En la salida de Nahuizalco, camino de Salcoatitán (Sonsonate), en el lugar llamado “Teshical”, hay una piedra cuadrada antigua que se llama “Tecuantet” (que come), porque dicen que come a la gente, y por eso le ponen flores, para calmar la ira de de la piedra, atrayendo su gracia y su benevolencia.
Los indígenas dicen que oyen voces dentro de la piedra, y aseguran que la piedra es viva. Lo que más come es a los niños, ya muchos han desaparecido, las autoridades han querido quitar la piedra, pero los naturales se oponen porque dicen “que puede sobrevenir un castigo al pueblo”, pues cuando lo han intentado “oyen como que la piedra suspira”.
El pueblo entero es guardián de este altar, en donde dos veces por semana se llega a renovar la tradición, y…
¡ Y ay del que toque o profane a la “Piedra Tecuantét” !.
Los indígenas adoran con ritos especiales a la piedra, los días lunes y jueves, por ser los días que más transitan por allí. Los hombres llevan lanzas de madera o las herramientas de labranza, blanden los machetes en alto y estallan en gritería pávida, terrible.
Este ritual es como el grito rojo de color de las batallas de la raza, es como la reminiscencia de las leyendas que ha desteñido el tiempo, y que el recurdo trae como el aletazo puetrero de las cosas que ya se van…
En el ritual hacen una danza al pie de la colina hasta donde llegan los peregrinos con las manos tendidas y las frentes polvorosas en busca de la oración que salva y de las hierbas milagrosas que auyentan al espirítu maligno del cuerpo de los poseídos. Al depositar las flores, los diferentes grupos recitan esta oración
“Niantihuitzel, guantitehuicat ini mushúshit, palsintému mu cuálan tipánut ganigán. Mashi netzmuli, tecchin, ashcan niahuagan, tinaca guan Tutécu”.
TRADUCCIÓN:”Aquí venimos y traemos éstas flores para que rebaje tu cólera cuando pasemos por aquí. No me asustés piedrita ahora ya me voy aquí te quedás con Dios”.
Un silencio expectante flota en derredor.
Las palmeras cabeceando en oración, hacen llorar sus flecos matizando aquel ritual.
Y todos los luenes y jueves, los indios peregrinos, tremantes de emoción, naufragan en le paroxismo de aquella superstición más fuerte que el tiempo y que la «evolución».
Viendo y oyendo el ritual se siente el alma encendida, solicitada y estremecida por el doble atavismo, por dos sentimientos encontrados, el que acoge y que rechaza, el que punzante se hunde hasta confundirse en nosotros y el que ve sin interés, sólo por ver.
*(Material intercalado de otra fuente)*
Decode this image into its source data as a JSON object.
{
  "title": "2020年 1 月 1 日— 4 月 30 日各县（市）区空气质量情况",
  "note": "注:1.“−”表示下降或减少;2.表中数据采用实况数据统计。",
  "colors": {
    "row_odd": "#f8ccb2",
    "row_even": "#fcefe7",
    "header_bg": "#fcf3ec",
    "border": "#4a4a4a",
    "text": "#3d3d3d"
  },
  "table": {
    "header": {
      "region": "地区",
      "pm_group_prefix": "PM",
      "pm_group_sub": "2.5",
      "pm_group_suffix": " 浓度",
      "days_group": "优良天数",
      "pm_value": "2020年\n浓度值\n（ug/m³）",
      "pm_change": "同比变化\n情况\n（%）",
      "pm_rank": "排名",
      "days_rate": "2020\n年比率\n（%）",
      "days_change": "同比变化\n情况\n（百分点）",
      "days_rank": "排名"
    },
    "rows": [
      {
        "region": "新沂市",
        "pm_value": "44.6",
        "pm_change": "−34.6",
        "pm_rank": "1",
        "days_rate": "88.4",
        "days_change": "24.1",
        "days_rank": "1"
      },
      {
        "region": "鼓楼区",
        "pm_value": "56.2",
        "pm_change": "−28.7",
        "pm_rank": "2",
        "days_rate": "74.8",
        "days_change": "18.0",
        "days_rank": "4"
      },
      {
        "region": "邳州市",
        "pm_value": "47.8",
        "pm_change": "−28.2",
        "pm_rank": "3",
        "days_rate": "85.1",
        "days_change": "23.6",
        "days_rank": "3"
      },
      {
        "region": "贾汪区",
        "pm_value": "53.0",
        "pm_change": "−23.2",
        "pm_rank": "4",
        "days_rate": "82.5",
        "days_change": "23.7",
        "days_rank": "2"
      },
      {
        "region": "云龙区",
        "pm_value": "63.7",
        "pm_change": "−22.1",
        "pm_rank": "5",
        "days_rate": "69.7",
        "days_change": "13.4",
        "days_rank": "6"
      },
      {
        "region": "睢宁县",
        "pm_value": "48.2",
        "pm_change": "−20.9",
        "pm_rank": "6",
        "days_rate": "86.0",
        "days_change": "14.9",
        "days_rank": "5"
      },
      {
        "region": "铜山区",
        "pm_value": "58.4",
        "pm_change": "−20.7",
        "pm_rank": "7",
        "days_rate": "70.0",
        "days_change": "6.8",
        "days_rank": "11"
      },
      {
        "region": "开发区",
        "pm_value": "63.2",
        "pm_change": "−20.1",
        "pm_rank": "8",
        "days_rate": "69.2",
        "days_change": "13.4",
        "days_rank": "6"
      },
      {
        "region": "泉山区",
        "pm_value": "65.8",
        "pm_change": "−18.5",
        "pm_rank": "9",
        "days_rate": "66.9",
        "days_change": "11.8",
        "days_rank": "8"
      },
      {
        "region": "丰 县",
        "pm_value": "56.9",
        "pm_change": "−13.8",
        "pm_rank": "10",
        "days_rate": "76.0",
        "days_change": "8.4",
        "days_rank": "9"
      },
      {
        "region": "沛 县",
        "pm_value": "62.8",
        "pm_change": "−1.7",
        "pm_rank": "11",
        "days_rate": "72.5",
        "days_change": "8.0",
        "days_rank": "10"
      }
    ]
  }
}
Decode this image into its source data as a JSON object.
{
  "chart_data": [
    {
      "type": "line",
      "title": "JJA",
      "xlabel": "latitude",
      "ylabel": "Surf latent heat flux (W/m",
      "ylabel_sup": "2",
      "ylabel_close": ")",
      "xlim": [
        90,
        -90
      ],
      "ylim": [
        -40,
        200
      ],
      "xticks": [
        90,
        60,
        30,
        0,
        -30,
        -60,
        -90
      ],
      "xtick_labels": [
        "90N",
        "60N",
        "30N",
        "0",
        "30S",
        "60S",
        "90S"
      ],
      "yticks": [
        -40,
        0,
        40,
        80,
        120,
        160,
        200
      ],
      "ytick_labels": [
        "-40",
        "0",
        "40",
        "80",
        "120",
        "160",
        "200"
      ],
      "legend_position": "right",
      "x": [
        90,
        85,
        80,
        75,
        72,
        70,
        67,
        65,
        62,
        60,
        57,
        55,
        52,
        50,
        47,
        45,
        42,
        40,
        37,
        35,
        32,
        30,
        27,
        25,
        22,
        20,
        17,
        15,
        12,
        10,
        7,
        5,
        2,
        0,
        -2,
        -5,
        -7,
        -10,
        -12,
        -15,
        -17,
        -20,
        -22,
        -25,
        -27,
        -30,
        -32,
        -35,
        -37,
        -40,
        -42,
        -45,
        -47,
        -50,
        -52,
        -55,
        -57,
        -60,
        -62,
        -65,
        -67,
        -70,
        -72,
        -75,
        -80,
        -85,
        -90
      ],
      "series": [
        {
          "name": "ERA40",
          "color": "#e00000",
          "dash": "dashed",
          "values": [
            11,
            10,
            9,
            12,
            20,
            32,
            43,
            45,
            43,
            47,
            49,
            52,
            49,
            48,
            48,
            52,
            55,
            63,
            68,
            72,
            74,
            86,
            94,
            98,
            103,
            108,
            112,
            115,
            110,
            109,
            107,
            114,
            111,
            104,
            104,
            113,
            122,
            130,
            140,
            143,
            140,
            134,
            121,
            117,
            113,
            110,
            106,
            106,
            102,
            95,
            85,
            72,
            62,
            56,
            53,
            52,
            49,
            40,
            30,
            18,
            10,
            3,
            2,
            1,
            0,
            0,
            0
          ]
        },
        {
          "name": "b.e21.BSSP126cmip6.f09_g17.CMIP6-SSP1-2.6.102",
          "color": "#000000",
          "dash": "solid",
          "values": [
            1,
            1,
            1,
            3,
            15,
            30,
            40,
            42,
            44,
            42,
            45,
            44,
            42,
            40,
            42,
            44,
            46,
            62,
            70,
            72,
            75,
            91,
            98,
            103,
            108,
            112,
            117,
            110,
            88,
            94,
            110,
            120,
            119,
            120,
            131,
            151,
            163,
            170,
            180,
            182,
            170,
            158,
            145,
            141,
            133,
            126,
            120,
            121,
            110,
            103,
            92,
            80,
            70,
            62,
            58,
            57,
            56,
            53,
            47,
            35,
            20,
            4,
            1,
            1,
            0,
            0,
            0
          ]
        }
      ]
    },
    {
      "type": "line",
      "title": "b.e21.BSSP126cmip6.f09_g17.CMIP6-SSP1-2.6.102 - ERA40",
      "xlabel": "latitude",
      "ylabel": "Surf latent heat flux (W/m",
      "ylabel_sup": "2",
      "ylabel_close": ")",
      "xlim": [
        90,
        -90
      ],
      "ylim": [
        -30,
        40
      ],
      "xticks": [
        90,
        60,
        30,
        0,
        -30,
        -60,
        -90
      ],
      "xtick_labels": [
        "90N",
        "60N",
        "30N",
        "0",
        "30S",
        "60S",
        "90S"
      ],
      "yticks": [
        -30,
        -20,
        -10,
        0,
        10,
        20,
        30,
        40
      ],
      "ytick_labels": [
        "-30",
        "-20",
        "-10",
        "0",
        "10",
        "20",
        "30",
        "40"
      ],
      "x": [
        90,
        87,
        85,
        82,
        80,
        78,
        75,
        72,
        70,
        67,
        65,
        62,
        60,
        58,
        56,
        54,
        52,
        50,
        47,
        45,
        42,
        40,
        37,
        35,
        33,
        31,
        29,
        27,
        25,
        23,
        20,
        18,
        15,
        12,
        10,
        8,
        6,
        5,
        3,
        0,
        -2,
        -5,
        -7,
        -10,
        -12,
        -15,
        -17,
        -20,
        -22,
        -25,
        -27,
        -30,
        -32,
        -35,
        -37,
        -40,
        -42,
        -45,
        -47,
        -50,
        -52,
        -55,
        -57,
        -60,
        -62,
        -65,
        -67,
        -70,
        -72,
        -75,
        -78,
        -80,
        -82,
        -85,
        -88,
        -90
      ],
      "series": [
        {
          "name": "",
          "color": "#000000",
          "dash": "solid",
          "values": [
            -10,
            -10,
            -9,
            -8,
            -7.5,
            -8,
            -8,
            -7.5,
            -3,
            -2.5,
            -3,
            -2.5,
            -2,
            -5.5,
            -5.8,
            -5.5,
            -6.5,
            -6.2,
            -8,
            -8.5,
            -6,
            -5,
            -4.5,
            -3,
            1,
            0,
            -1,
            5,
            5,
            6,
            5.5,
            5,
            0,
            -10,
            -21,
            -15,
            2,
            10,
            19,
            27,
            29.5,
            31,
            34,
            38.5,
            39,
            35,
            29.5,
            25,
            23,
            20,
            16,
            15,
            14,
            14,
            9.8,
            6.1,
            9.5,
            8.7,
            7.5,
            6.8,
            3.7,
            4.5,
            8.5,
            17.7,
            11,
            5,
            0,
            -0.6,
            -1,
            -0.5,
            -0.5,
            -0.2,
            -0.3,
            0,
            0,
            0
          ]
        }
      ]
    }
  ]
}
Es el sedimento que hay en nosotros de lo indígena y lo hispano.
Y en los indígenas es el ancestro que palpita reviviendo este pávido fervor ante el santuario de la “Piedra Tecuantét”, la superstición indígena cuyo abrazo estrangula a los naturales del pueblo de Nahuizalco; ante la piedra que suspira amenazas, que tiembla de misterios y acechanzas y que abre la boca para tragarse a los niños. Y si alguien se descuida, la piedra despierta su cólera y entonces…
brama, llora, suspira y se emborracha con la sangre de sus victímas. Otras veces jadea en sofocos, y allá adentro se oye el grito de la víctima atrapada, mordida, devorada.
Allí he presenciado esas maceraciones en los altos cerros, cerca de la cueva donde abría sus heridas de ofrenda el indígena idólatra.
Y ahora mientras revientan los nopales de flores rojas, mientras sangran las pascuas y se vuelven locas las esquilas del mediodía, los peregrinos suben por el camino hasta el cerro, con los brazos llenos de flores amarillas de cacauhquí y sempoalxúchit, mientras los ciegos sostienen diálogos frente a las estaciones de las nubes y de eternidad y allá lejos, alguna nota perdida de canción nostálgica vuela entre los árboles centenarios y las chozas humildes.